Поднята голова, и темнеют глаза:
— Ничего.
Юкиро указывает на расшитую подушечку, лежащую на полу.
— Иди сюда.
Темно-фиолетовый атлас скрывает подушку — а руки Йири прячет в рукавах. Почти совсем стемнело, и ничто не нарушит общего тона.
— Я зажгу светильник, если угодно.
— Не угодно. Сиди. И подумай, стоило ли мне показывать, что я о тебе помню. Это значит — привлечь внимание. Если ты бесполезен, тебя не тронут — понадеются, что я сам уберу тебя с Островка. Они только выиграют — и не пострадают.

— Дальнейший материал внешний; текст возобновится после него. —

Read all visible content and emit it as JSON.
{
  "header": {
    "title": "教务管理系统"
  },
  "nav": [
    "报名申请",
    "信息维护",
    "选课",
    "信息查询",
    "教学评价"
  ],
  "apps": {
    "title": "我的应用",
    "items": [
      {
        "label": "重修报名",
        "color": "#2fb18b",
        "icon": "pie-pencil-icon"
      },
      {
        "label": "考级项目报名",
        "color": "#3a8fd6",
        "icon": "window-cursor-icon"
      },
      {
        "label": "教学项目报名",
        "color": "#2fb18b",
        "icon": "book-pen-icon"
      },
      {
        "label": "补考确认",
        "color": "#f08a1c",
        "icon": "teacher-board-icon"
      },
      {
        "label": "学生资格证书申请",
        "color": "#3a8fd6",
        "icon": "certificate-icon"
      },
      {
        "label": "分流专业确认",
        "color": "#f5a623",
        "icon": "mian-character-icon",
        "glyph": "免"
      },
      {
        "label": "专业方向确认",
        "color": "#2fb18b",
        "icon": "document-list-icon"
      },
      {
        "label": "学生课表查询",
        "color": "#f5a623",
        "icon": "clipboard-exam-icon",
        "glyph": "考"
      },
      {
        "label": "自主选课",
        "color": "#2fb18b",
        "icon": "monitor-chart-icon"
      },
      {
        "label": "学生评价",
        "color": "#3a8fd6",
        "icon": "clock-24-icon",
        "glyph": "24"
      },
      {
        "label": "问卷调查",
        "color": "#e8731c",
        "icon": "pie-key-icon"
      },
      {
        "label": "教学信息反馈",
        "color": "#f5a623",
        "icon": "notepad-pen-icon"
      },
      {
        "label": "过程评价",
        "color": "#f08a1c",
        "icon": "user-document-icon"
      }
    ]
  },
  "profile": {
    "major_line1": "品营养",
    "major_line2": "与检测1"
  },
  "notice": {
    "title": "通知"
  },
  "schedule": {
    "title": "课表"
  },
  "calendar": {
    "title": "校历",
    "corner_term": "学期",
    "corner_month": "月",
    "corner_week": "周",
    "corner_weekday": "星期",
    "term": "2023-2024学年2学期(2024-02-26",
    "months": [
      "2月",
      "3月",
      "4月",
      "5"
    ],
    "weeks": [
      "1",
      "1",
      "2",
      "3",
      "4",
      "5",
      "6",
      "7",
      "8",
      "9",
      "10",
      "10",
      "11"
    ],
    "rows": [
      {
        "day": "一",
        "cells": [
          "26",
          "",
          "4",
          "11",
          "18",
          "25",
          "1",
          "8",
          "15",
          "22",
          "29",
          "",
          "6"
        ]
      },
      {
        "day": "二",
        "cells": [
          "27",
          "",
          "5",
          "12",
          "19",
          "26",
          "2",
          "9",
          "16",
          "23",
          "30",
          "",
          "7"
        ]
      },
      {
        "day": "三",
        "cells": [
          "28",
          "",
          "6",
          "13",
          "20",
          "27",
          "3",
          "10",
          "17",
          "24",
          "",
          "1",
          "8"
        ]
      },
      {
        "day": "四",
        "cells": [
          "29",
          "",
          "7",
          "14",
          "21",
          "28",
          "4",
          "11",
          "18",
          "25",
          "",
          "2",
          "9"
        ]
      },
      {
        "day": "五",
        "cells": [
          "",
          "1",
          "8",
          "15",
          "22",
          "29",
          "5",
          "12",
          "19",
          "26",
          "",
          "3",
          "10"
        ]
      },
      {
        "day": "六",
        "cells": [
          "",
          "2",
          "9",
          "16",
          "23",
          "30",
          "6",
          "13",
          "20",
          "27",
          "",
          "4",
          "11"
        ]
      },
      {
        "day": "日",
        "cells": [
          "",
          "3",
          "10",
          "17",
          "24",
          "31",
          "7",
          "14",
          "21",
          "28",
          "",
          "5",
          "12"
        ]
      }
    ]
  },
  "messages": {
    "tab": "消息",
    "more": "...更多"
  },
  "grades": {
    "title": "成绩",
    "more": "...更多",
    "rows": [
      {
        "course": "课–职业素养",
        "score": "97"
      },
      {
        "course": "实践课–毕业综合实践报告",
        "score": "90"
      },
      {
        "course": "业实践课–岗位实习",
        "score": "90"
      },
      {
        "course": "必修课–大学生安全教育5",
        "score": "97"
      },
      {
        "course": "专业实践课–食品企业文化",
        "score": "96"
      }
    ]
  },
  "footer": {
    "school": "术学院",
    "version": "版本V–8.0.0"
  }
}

Кивнул, и когда Юкиро снова взял его руку — она стала теплее. Долго молчали оба. Потом заговорил старший:
— Когда ты появился в Восточном крыле, я тебя не заметил. Но когда рассмотрел, почувствовал нежность. Уже тогда… Долго не мог поверить, что ты и вправду мне нужен. Себе удивлялся. А что чувствовал ты?
— Мне действительно отвечать? — что-то хрупкое было в голосе, горькое даже.
— Я спросил.
— Тогда… больше, чем честь… я понимал. Но лишь делал то, что положено. Разве я мог выбирать?
— И все по-прежнему так?
Молчал. Пальцы левой руки застыли, прижатые к циновке. Юкиро выпустил его правую руку.